Review: The Hero (2016)

The Hero (2016)

Directed by: Menno Meyjes | 95 minutes | crime, history, thriller | Actors: Monic Hendrickx, Fedja van Huêt, Daan Schuurmans, Susan Visser, Thijs Boermans, Kitty Courbois, Hans Croiset, Suus de Nies, Don Alphonso, Rob Das, Freek den Hartogh, Markoesa Hamer, Yannick Jozefzoon, Reyer Krikke, John Leddy, Lotte Proot, Khadija Stibchar, Tommy van Druten, Bilal Wahib

At the very least, you need tasty ingredients for a good dish. If the same applies to films, then you’ll be fine with the Dutch feature film ‘De Held’. This combination of drama and thriller is based on an acclaimed novel by Jessica Durlacher and made by a director with Hollywood experience (Menno Meyjes). Then we also have a cast to die for, including Fedja van Huêt, Monic Hendrickx and Kitty Courbois. And what does all that mean?

Anyway, a nice premise. A family of Dutch Jews returns to the Netherlands after a long stay in Los Angeles.
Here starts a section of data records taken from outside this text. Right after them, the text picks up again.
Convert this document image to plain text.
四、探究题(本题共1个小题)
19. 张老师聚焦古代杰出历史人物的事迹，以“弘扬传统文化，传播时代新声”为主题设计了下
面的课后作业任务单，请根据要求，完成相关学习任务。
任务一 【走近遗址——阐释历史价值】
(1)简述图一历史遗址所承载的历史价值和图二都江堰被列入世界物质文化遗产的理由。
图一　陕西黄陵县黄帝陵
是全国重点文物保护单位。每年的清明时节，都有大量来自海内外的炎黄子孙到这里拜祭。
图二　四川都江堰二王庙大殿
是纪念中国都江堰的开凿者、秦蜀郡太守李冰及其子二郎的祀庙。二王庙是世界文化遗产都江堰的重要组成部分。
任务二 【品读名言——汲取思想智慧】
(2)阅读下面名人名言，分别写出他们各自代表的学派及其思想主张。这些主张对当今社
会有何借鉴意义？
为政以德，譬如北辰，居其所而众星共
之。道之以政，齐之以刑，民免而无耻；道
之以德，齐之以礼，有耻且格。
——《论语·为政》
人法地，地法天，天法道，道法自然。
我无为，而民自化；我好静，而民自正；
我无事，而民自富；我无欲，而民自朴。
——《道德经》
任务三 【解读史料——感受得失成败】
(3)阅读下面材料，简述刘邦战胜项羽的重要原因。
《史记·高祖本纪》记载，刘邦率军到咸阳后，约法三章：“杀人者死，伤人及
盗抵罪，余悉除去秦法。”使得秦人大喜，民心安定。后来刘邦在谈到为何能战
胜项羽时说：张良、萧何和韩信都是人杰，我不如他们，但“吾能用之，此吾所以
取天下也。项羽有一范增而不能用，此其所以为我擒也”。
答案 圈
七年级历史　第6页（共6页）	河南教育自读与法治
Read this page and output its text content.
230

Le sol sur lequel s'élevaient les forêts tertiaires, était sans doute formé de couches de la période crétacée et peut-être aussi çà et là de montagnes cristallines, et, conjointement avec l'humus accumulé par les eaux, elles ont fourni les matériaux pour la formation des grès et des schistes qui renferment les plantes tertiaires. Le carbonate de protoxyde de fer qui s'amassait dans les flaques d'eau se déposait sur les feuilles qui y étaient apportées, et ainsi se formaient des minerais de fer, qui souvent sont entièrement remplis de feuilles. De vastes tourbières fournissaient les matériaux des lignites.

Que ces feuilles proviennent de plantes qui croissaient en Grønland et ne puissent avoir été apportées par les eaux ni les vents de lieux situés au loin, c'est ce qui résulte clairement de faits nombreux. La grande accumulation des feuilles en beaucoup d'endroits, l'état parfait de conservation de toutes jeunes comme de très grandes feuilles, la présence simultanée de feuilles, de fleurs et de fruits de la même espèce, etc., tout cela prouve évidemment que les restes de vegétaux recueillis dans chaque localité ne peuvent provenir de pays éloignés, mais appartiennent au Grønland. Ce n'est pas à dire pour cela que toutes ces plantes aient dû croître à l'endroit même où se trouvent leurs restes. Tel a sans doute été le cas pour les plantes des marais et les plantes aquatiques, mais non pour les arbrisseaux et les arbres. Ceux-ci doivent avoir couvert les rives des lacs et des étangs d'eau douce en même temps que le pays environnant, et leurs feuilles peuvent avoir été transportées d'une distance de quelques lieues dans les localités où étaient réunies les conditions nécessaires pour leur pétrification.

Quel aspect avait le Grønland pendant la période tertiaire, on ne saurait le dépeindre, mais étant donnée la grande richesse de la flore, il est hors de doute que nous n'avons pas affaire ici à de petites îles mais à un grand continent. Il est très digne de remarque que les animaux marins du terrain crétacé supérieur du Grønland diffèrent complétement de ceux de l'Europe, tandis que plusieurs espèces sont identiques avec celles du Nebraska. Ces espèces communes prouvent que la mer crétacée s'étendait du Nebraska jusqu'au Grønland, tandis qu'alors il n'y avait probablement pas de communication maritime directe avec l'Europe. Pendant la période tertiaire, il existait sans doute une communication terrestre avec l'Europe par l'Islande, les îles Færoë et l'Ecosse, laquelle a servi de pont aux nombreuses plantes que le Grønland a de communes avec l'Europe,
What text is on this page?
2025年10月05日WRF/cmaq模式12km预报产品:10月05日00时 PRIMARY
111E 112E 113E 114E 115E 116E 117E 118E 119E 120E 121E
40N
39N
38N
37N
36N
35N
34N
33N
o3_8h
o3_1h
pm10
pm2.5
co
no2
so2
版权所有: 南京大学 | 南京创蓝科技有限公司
The family (father, mother, son, teenage daughter) moves in with the paterfamilias and his wife in a large villa. From the moment they arrive, everything goes wrong. Mother is assaulted, daughter finds a bad boyfriend and ghosts from the past resurface. Ghosts that have everything to do with the war years.

Intriguing story, that’s for sure, but the scenario lacks focus and an overarching tension. Events hang together like loose sand and seem only to want to say that these are dangerous times for this Jewish family. A contractor with Nazi genes poses the greatest threat, aided by a handful of immigrants. Anyone who knows that the source material comes from the circle around writer and prophet Leon de Winter will have no trouble grasping the message. It may also not surprise them that the hero of the story goes for vigilantism.

You can’t judge a film by its ideas, of course, but by its imagination. And it is distressed. The Nazi is a caricature, which is especially annoying for the fine actor Daan Schuurmans. The attempts at humor are lousy (‘There’s no Business like Shoah-business’) and the dialogues are often unintelligible. When we do understand them, they are often little more than clichés. The main flaw is in the terrorized family. Although the makers are clearly trying to gain sympathy for the Silversteins, it remains a bunch of self-righteous cold frogs. Which, of course, doesn’t make their fate any less bad.

All these shortcomings make ‘The Hero’ a far too long sit, despite the meager 96 minutes. For a good dish you need tasty ingredients, but tasty ingredients don’t make a good dish. A stale cliché, befitting this unfortunate failure.